La loi, les règles, ne servent à rien d'autre qu'à marquer la transgression. Le commandement « Tu ne tueras point » ou le tabou de l'inceste n'ont jamais empêché qui que ce soit de commettre des crimes mais ils désignent leurs transgresseurs comme se plaçant hors du corps social. Sans que cela n'implique nécessairement de punition !
On connait des sociétés qui ne disposent pas d'un pouvoir judiciaire, le transgresseur est uniquement l'objet d'une rébrobation, on évitera d'aller à la chasse avec lui, il aura du mal à trouver un conjoint, ça s'arrêtera là et, avec le temps, ça se tassera.
Il y a aussi le cas des transgresseurs qui sont déjà, par leurs fonctions, hors du corps social. C'est ainsi que Pharaon pouvait épouser sa sœur, c'est ainsi que quand George Bush a noyé l'Irak sous les bombes, le monde s'est contenté d'un timide « c'est pas bien » mais l'a laissé faire et, aujourd'hui, la chose est presque oubliée.

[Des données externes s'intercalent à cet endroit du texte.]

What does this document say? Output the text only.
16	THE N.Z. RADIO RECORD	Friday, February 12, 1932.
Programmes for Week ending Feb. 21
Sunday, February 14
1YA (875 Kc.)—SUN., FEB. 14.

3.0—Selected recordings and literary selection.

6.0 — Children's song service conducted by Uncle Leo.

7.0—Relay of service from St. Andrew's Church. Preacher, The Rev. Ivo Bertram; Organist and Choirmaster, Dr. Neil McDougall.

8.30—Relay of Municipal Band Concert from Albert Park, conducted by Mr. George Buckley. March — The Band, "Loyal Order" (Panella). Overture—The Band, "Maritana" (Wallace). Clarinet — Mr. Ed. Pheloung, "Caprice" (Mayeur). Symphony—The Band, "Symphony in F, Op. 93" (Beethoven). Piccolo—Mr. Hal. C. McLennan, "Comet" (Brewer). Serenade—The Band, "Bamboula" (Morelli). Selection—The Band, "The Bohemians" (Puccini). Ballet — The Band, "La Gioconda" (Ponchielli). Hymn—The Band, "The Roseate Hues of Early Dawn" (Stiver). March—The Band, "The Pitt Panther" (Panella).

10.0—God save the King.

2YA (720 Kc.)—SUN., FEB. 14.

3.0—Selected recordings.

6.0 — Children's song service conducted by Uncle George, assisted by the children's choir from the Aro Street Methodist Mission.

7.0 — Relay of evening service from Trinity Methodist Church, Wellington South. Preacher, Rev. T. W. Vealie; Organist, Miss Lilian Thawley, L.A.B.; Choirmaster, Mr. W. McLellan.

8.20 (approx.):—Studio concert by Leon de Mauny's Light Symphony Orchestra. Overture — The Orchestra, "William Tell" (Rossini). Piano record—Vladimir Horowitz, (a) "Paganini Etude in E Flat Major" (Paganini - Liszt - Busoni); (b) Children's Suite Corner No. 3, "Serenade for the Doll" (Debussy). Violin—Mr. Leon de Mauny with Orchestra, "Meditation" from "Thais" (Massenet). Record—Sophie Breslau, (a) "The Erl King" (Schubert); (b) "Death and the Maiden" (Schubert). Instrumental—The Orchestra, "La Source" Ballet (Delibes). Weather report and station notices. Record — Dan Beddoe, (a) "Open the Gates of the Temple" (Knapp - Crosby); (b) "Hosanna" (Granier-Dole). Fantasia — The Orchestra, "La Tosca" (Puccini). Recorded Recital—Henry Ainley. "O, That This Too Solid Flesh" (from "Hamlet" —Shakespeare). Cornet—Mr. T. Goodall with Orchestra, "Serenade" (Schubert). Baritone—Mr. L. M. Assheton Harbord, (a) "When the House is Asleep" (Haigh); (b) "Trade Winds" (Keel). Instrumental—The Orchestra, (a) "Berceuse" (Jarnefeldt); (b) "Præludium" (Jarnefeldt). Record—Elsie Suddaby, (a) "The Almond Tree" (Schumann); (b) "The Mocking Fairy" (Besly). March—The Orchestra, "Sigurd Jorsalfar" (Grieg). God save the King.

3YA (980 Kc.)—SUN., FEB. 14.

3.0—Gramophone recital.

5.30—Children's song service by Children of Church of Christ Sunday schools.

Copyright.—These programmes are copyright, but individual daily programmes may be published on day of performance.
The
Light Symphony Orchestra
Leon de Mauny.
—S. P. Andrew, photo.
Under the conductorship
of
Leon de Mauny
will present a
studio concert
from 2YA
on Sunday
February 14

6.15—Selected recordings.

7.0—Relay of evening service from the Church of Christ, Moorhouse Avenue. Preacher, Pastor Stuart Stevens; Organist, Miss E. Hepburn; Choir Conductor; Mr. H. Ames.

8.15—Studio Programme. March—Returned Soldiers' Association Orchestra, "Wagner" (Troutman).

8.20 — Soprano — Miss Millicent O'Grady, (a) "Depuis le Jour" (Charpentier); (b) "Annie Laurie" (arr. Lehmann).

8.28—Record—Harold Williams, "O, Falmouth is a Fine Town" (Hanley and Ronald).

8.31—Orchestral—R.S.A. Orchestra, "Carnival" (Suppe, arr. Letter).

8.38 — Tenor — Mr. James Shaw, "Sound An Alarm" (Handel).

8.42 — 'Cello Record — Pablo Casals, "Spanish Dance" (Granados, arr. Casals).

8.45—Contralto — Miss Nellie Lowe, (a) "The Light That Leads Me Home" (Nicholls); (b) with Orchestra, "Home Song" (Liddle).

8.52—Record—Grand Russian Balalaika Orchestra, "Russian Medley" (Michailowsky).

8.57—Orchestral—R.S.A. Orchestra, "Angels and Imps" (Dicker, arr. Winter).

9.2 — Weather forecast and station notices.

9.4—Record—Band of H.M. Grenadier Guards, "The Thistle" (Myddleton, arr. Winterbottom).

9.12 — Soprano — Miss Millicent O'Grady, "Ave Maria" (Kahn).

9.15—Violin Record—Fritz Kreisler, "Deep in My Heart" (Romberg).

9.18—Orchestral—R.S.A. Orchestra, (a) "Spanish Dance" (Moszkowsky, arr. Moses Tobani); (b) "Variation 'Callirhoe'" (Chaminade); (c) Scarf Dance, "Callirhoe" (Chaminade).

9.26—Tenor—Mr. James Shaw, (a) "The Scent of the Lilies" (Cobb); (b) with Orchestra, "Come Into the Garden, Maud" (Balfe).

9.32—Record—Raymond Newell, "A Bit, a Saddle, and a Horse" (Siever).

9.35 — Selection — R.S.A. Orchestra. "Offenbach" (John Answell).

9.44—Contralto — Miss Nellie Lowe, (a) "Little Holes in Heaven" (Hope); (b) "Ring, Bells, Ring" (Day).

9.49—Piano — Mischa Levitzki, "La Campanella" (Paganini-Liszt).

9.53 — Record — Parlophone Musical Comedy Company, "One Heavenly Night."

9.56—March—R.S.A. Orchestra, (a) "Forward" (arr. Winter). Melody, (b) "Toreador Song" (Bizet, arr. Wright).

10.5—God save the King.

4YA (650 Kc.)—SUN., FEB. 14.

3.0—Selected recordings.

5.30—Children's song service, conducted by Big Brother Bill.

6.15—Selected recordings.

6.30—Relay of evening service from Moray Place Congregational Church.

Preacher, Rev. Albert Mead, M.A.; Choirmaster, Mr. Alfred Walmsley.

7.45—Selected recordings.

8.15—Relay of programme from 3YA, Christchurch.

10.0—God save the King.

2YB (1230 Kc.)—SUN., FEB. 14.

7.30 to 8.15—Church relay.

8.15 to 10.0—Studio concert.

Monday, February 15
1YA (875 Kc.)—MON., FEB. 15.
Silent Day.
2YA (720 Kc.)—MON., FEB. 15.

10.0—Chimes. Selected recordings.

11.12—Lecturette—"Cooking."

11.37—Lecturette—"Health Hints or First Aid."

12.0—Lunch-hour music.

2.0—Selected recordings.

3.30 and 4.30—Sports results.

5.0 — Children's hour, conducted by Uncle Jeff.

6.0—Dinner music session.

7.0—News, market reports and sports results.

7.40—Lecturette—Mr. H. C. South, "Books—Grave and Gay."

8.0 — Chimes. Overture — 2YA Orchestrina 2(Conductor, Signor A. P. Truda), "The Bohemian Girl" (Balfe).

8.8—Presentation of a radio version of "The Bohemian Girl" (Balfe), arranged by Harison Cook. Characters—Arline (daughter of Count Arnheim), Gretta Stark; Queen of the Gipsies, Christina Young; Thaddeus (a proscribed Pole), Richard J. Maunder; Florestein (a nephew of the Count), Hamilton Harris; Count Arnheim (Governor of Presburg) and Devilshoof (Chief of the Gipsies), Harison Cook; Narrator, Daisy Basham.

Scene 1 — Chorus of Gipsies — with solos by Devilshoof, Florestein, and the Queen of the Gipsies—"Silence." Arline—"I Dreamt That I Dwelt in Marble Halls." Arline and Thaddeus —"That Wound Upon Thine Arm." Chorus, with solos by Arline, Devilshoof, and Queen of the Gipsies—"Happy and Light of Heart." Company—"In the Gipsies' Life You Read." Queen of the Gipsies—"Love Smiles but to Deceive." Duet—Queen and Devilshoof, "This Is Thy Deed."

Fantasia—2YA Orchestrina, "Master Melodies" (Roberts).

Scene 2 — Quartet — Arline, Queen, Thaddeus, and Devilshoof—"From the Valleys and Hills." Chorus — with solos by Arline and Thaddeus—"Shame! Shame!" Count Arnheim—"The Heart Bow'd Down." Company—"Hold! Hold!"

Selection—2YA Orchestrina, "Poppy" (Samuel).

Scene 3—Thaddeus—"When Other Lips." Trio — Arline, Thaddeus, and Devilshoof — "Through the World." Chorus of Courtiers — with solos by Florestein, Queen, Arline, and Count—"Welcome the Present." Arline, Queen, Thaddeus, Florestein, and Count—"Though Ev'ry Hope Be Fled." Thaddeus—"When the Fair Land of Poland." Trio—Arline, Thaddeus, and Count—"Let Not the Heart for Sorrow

Je crois qu'il en est un peu de même dans ce débat. De l'avis même exprimé ici par Perkele et Castel, « en Avignon » est ressenti comme une marque de parisianisme : c'est bien une transgression, elle est sans doute fautive mais est-elle condamnable ?
À Nice, on dit couramment « les escaliers » (calque du nissard lu scala) là où les Parisiens disent « l'escalier ». Allez-vous nous en condamner ? Ne serait-ce pas plus simple de considérer qu'ainsi nous nous marquons comme des gens du Midi ?
Je veux bien qu'il y ait des règles, qu'il y ait un bon usage, mais ils ne font rien d'autre que définir des transgressions. Quand celles-ci se multiplient et se généralisent, les règles changent, les langues évoluent ...
Pour moi, l'important est plutôt de savoir si des constructions comme « en Avignon », « en Asnières » se répandent ou tombent en désuétude. Elles ont l'avantage d'éviter l'hiatus mais sont condamnées par les gardiens du sérail, qu'adviendra-t-il d'elles ? Je crois sage de laisser l'usage en décider. Certains trouvent cette attitude libertaire, ja la pense simplement démocratique.